You can have a big heart and still be an ass. His charity work actually helped my father’s grandparents pay for a great of the medical expenses when my gradmother contracted polio so I think Jerry is a good person, but a good person who talks out of his rear end.
CORRECT:I MEANT TO SAY I AM NOT DEFENDING WHAT HE SAID THEN,NOW AND IN THE FUTURE.BUT EVERYTIME SOME SAY SOMETHING,YOU DON’T LIKE,YOU EITHER PROTEST OR BAD MOUTH BEHIND THEIR BACKS,BECAUSE SOME PEOPLE GO BIG MOUTHS AND DO’NT USE THEIR BRAINS,OR IN JERRY LEWIS’ CASE,TRY A ATEMPT AT HUMOR.LIKE AFRICAN-AMERICANS,JEWS AND EVERYONE ELSE,YOU NEED TO GET A LIFE AND STOP BEING SO OVERLY SENSITIVE.WE HAVE ANOTHER PROBLEMS IN THIS COUNTRY AND THE WORLD TO WORRY ABOUT,WE DO NOT NEED ANYMORE.

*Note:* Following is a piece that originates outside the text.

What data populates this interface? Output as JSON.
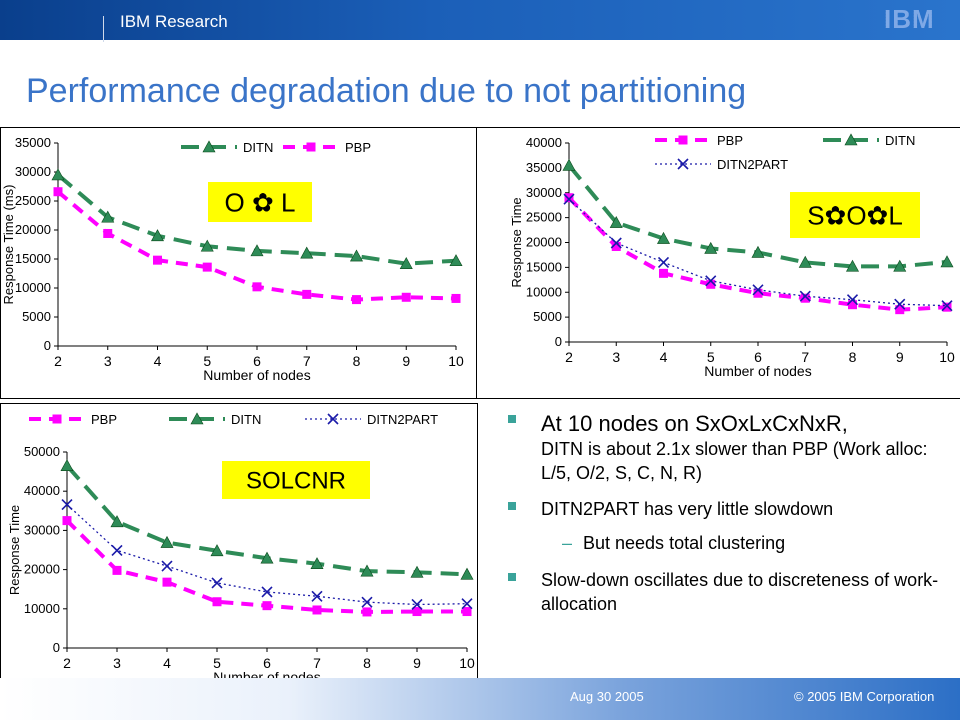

WE LIVE IN A COUNTRY TODAY WHICH EVERYTIME SOMEONE SAYS SOMETHING ABOUT SOMEONE(JOKINGLY OR NOT)EVERYBODY GETS SO OVERLY SENSITIVE.EITHER ABOUT THEIR RACE OR THEIR RELIGION OR THEIR SEXUAL PREFRENCE.EVERYONE NEEDS TO GET A LIFE AND GET ON WITH IT.MR. LEWIS IS 82YRS.OLD,AND HE SAYS THINGS SOMETIME WITHOUT THINKING OR ATTEMPT AT HUMOR.HE IS NOY A BIGOT OR HOMOPHIC.GAYS AND LESBIANS NEED TO STOP BEING SO DAMN SENITIVE ABOUT WHAT PEOPLE(FAMOUS OR NOT)SAY,SO GET A LIFE.IT TOOK 45YRS. FOR THE MOTION PICTURE ACADEMY TO SOMETHING RIGHT FOR ONCE AND FINALLY HONOR JERRY LEWIS(EVEN IF IT’S NOT A HONORARY OSCAR)WITH A OSCAR OF ANY KIND.I AM NOT DEFENDING WHAT HE,AS I SAID BEFORE,STOP BEING SO OVER SENSITVE AND GET OVER IT AND GET A LIFE.I AM SICK OVER THIS NONSENSE.